After almost a hundred years of various communist organisations across India coming together, a spat has broken out over when exactly the Communist Party of India was born!
The Communist Party of India (Marxist), which split from the CPI in 1964, has given a call for the centenary celebration through 2020, contending that the CPI was founded on October 17, 1920 in Tashket, Turkestan Autonomous Soviet Social Republic, soon after the second Congress of the Communist International.
However, the CPI asserts that it was formed on December 26, 1925 at modern day Kanpur, where the first party conference was held, and adopted the name Communist Party of India. A few communist-oriented groups such as the Labour Kisan Party of Hindustan merged with it. The CPI's official website traces their history saying they were inspired by the Great October Socialist Revolution and that they braved imperialist persecution to form the party, with a view to fight for national independence and a future of socialism.
With the communists being targeted by the colonial rulers, there were many communist groups working without giving much thought to consolidation or coordination. According to the CPI, they were formed by Indians with the help of foreigners the world over.

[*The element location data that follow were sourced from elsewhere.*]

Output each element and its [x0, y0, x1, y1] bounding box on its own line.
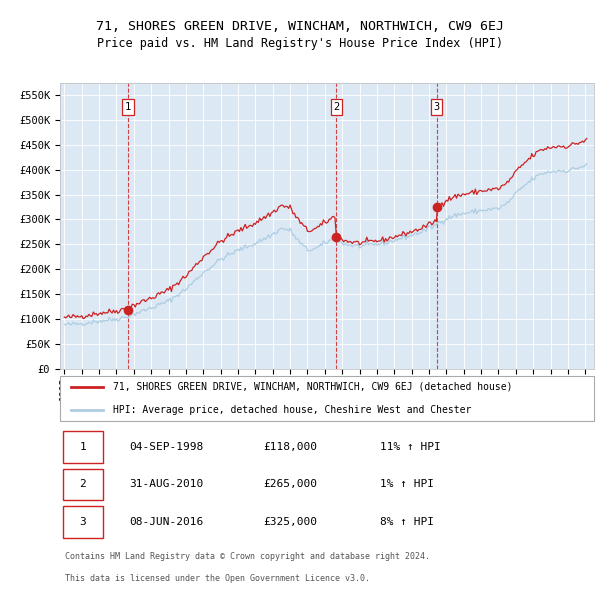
Text: 3: 3 — [79, 517, 86, 527]
Text: 11% ↑ HPI: 11% ↑ HPI — [380, 442, 441, 452]
Text: Price paid vs. HM Land Registry's House Price Index (HPI): Price paid vs. HM Land Registry's House … — [97, 37, 503, 50]
Text: 1: 1 — [125, 102, 131, 112]
Text: 8% ↑ HPI: 8% ↑ HPI — [380, 517, 434, 527]
FancyBboxPatch shape — [60, 376, 594, 421]
Text: 1: 1 — [79, 442, 86, 452]
FancyBboxPatch shape — [62, 431, 103, 463]
Text: £325,000: £325,000 — [263, 517, 317, 527]
Text: This data is licensed under the Open Government Licence v3.0.: This data is licensed under the Open Gov… — [65, 575, 370, 584]
FancyBboxPatch shape — [62, 506, 103, 537]
Text: 31-AUG-2010: 31-AUG-2010 — [130, 480, 203, 489]
Text: £265,000: £265,000 — [263, 480, 317, 489]
FancyBboxPatch shape — [62, 468, 103, 500]
Text: 71, SHORES GREEN DRIVE, WINCHAM, NORTHWICH, CW9 6EJ: 71, SHORES GREEN DRIVE, WINCHAM, NORTHWI… — [96, 20, 504, 33]
Text: 2: 2 — [79, 480, 86, 489]
Text: 04-SEP-1998: 04-SEP-1998 — [130, 442, 203, 452]
Text: 3: 3 — [434, 102, 440, 112]
Text: Contains HM Land Registry data © Crown copyright and database right 2024.: Contains HM Land Registry data © Crown c… — [65, 552, 430, 561]
Text: £118,000: £118,000 — [263, 442, 317, 452]
Text: 71, SHORES GREEN DRIVE, WINCHAM, NORTHWICH, CW9 6EJ (detached house): 71, SHORES GREEN DRIVE, WINCHAM, NORTHWI… — [113, 382, 513, 392]
Text: 2: 2 — [333, 102, 340, 112]
Text: HPI: Average price, detached house, Cheshire West and Chester: HPI: Average price, detached house, Ches… — [113, 405, 472, 415]
Text: 08-JUN-2016: 08-JUN-2016 — [130, 517, 203, 527]
Text: 1% ↑ HPI: 1% ↑ HPI — [380, 480, 434, 489]
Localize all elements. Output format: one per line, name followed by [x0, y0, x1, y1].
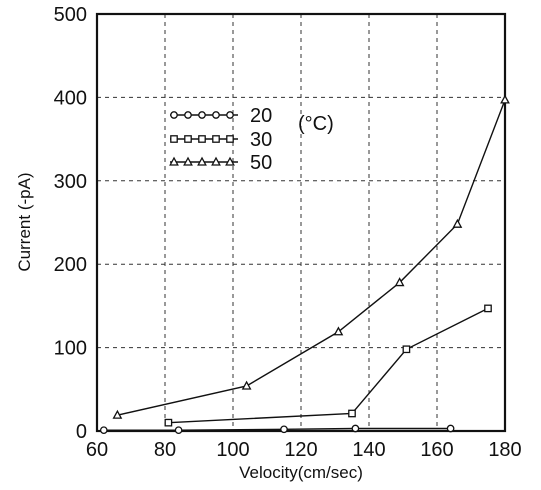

CPI leader D. Raja says that the CPI(M) has a different calendar, while his party will go with the date December 26, 1925. “ That group was formed in Tashkent, they may consider it as the founding day. But we believe it to be the day when it was formed on the Indian soil, in Kanpur in December 1925”.
While there may be commonality in the causes that the CPI and the CPI(M) espouse and campaign for, it remains to be seen how the two leftist parties will take the centenary celebration of the pre-split CPI forward.